Combretastatin A4 phosphate induces rapid regression of tumor neovessels and growth through interference with vascular endothelial-cadherin signaling
J. Clin. Invest. Loïc Vincent, et al. 115:2992 doi:10.1172/JCI24586 [Go to this article.]

Figure 6
CA4P synergizes with mAb against VE-cadherin (BV13) to block tumor neoangiogenesis. C57BL/6 mice bearing B16 melanoma cells were treated with IgG control, CA4P, anti–VE-cadherin (BV13), or CA4P plus anti–VE-cadherin (BV13) as described in Methods. After an 8-day treatment, tumors were removed and subjected to immunohistochemical analysis. (A) Vessel density determination in B16 melanoma tumors. The importance of intratumoral vascularization was assessed by PECAM-1 immunostaining (red fluorescence). Nuclei were detected by DAPI staining (blue). Note that numerous vessels are seen in the control group, whereas groups of mice treated with CA4P, anti–VE-cadherin (BV13), or combination have markedly fewer neovessels. Representative tumor sections of each group are shown. Magnification: ×20. Scale bar, 100 μm. (B) Quantification of the microvessel density in B16 melanoma tumor sections. The microvessel density is presented as mean number of microvessels per microscopic field ± SEM (*P < 0.05, ^#P < 0.001 compared with the IgG control group; n = 5). (C) CA4P impairs SMC-mediated stabilization of neovessels.

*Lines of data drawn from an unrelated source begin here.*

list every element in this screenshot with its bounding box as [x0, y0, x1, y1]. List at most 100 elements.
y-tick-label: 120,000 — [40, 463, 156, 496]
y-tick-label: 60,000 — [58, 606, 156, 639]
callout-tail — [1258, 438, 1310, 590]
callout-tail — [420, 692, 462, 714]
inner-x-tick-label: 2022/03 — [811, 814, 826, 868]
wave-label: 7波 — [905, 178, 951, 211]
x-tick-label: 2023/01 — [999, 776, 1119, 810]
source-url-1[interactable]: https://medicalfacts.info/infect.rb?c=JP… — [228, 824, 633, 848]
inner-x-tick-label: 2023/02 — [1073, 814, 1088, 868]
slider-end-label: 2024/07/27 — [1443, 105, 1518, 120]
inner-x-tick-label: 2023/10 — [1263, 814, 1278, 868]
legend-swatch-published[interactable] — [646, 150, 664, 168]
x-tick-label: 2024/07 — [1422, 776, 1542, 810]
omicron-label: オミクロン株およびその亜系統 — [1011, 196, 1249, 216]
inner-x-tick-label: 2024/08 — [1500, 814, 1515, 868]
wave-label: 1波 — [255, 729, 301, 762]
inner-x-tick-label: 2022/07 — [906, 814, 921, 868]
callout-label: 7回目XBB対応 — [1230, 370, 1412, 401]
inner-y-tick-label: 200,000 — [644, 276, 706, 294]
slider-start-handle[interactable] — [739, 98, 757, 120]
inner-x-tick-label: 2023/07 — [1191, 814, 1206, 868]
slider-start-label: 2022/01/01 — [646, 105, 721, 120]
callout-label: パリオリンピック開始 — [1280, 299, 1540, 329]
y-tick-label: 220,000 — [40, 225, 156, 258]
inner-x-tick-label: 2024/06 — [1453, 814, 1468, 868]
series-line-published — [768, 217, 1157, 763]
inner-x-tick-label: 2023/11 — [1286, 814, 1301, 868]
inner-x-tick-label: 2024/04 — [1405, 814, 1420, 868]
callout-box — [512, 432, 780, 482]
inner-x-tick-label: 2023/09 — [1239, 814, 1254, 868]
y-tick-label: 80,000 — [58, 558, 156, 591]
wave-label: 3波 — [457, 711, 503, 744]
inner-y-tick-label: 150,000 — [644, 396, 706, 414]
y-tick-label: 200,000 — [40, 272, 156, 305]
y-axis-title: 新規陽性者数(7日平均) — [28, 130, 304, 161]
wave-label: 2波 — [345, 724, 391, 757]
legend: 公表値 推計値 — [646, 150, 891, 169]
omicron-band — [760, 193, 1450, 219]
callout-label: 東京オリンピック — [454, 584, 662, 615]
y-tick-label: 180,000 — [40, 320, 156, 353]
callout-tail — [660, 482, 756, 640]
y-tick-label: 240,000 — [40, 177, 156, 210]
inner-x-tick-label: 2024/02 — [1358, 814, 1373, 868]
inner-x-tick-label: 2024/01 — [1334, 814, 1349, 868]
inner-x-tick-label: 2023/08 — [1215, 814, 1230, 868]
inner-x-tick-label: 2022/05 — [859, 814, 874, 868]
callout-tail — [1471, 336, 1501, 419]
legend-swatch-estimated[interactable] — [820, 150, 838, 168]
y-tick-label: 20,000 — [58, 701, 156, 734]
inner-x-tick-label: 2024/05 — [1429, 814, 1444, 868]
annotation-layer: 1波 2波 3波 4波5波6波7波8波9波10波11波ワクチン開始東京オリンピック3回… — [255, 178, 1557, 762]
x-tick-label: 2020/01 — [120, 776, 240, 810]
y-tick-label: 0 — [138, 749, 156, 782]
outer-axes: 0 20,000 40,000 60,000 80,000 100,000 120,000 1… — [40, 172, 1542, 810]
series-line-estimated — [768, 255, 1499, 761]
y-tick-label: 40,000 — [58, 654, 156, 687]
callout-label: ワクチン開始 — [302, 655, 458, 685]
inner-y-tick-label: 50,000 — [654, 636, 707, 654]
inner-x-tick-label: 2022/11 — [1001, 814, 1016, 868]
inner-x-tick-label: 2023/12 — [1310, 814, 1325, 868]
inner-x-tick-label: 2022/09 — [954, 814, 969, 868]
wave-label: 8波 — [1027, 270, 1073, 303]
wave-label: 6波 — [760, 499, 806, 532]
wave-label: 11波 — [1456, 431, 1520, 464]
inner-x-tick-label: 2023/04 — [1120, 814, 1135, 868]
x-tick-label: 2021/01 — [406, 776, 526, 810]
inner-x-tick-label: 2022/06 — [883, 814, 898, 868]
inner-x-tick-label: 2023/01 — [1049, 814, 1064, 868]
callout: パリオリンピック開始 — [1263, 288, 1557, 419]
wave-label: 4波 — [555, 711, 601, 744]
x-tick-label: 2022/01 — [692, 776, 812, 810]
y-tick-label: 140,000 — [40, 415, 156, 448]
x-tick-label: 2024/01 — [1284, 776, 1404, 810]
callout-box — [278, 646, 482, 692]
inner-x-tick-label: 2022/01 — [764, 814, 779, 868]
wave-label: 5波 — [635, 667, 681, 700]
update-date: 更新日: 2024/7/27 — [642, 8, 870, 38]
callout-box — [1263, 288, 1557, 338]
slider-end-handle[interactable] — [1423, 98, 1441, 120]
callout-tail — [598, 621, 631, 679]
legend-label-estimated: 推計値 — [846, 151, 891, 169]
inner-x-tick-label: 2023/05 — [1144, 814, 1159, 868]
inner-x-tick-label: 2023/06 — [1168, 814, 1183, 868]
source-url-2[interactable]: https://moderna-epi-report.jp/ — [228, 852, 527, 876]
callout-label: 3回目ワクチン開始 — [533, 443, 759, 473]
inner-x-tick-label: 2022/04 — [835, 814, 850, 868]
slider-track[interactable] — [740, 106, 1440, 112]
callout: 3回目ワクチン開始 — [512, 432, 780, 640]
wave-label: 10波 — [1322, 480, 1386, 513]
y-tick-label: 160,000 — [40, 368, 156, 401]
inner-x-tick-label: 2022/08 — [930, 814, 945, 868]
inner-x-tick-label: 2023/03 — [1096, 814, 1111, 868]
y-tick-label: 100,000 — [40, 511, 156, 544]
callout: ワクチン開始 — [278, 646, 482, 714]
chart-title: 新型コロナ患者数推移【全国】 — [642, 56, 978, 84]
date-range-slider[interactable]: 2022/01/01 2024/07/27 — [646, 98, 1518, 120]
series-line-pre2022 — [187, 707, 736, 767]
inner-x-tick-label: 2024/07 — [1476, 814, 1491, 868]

The presence of endothelial cells and SMCs was assessed by fluorescence microscopy using PECAM-1 (red) and α-SMA (green) staining, respectively. Note that vessels in the CA4P and CA4P plus anti–VE-cadherin (BV13) groups are not positive for α-SMA, whereas in the absence of CA4P, vessels are surrounded by SMCs. Representative photographs of tumor sections are shown. Magnification: ×100. Scale bar, 10 μm. (D) Quantification of SMC-ensheathed vessels in B16 melanoma tumor sections. The number of SMC-ensheathed vessels is presented as mean number of SMC-ensheathed vessels per microscopic field ± SEM (^#P < 0.001 compared with the IgG control group; n = 5).